Financial versus Nonfinancial Rewards
Rewards may or may not enhance the employee’s financial well-being. Those that do, do so directly—through wages, bonuses, or profit sharing—or indirectly, through employer subsidized benefits such as retirement plans, paid vacations, paid sick leaves, and purchase discounts.
Nonfinancial rewards present a variety of desirable extras for employees and organizations. These do not directly increase the employees financial position, but make life on the job more pleasant. We will identify a few popular and innovative examples, but creation of these rewards is limited only by HRM’s ingenuity and ability to use them to motivate desirable behavior.
The saying, “One person’s food is another person’s poison,” applies to the entire subject of rewards, but specifically to nonfinancial rewards. What one employee views as “something I’ve always wanted,” another might find relatively useless. Therefore, HRM must take great care in providing the right nonfinancial reward for each person.

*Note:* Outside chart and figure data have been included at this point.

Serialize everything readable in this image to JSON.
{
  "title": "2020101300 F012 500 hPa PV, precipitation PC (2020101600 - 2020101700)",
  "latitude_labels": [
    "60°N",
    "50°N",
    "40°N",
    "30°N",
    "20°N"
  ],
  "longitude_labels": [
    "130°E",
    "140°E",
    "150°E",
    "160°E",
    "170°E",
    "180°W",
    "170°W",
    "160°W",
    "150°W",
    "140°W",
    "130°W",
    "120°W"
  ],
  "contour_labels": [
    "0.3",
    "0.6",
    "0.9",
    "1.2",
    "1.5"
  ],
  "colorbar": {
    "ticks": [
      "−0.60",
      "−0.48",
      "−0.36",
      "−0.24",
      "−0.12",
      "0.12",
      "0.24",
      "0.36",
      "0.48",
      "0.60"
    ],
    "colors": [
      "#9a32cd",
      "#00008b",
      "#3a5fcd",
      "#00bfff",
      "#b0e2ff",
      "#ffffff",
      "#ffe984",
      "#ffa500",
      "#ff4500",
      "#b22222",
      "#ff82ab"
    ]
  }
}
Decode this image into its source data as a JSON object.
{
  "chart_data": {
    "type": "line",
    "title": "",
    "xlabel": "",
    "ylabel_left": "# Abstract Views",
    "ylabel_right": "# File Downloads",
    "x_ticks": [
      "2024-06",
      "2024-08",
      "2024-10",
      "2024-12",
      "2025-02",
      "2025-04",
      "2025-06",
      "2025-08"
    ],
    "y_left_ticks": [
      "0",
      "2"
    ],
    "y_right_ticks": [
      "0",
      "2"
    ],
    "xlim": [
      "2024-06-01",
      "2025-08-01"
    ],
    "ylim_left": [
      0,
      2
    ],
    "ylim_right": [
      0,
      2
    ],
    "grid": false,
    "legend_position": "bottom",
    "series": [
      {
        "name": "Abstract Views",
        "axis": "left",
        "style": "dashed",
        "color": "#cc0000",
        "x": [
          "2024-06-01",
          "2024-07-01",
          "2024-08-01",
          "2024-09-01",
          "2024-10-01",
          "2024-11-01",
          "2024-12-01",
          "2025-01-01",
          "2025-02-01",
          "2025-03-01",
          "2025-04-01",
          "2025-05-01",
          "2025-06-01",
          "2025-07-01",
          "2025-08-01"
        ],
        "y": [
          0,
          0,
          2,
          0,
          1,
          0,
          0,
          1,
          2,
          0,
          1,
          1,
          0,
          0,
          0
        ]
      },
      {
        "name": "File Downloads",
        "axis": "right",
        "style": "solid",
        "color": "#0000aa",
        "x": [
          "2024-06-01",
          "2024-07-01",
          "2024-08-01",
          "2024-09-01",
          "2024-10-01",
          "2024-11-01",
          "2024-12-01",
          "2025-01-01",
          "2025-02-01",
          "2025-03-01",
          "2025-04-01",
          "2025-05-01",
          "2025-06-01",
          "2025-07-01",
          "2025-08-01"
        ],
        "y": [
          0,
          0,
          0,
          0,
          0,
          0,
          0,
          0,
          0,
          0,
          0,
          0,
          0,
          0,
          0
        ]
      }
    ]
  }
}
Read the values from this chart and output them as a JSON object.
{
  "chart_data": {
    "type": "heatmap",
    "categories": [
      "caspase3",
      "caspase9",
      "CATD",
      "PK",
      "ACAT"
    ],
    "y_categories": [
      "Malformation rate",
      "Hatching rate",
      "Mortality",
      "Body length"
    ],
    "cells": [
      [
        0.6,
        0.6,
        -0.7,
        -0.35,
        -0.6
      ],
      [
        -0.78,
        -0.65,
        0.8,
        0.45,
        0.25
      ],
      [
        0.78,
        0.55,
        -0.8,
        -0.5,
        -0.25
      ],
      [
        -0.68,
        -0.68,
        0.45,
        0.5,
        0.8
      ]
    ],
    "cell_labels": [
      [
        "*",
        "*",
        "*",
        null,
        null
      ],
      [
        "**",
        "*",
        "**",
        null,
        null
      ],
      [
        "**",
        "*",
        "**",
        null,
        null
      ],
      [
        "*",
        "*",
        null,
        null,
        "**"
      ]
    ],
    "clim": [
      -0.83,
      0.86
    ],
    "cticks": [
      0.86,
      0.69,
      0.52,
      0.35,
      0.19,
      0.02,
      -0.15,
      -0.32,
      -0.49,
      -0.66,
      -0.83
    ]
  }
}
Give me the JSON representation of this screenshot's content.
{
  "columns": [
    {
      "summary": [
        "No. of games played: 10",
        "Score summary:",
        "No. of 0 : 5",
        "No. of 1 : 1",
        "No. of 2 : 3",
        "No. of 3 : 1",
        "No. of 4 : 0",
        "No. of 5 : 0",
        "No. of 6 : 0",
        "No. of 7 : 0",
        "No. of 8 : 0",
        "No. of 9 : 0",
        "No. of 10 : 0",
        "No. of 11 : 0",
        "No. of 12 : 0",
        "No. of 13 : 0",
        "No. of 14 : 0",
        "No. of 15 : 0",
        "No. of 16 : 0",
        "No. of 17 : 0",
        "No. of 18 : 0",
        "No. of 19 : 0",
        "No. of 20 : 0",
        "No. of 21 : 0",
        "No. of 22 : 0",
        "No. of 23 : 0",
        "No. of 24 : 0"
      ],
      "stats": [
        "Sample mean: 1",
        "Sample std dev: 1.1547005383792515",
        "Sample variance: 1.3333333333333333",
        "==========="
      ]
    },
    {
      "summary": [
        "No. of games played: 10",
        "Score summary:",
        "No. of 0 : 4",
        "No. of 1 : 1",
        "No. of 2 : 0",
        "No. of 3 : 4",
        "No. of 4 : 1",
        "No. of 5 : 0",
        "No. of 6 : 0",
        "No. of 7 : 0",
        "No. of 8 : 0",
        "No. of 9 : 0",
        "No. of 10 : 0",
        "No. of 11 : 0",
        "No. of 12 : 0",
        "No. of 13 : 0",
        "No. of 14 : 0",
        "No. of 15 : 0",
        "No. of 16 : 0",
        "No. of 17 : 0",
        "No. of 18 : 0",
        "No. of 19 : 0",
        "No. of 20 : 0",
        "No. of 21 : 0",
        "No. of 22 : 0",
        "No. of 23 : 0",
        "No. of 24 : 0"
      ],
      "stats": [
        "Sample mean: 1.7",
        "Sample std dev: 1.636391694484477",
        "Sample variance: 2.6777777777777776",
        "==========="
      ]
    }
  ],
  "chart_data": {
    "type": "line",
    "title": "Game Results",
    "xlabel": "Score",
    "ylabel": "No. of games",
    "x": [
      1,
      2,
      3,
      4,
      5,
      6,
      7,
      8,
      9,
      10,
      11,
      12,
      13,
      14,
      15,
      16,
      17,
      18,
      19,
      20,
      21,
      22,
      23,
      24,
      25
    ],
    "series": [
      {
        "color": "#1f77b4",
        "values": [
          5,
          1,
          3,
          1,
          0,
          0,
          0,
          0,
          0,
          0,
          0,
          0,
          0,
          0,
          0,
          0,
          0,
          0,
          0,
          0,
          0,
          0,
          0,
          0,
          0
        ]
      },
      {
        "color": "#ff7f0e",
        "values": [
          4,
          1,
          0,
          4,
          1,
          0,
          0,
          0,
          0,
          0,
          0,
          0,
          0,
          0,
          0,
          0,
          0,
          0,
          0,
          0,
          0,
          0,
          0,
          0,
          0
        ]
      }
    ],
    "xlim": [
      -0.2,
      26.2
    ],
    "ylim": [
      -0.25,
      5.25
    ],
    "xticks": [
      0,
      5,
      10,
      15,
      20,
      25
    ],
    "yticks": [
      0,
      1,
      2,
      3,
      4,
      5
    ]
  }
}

With proper selection, organizational benefits should produce significant increases in employee engagement and productivity.
If an employee is status conscious, a fancy office with a large desk, or signed artwork may be just what stimulates her toward top performance. Other status-oriented employees may value an impressive job title, access to the latest technology, their own administrative assistant, or a well-located parking space with their name clearly painted underneath the “Reserved”' sign. Other employees may value opportunities to dress casually while at work or even work in part at home. Such incentives are within the organizations discretion and, carefully used, may enhance performance.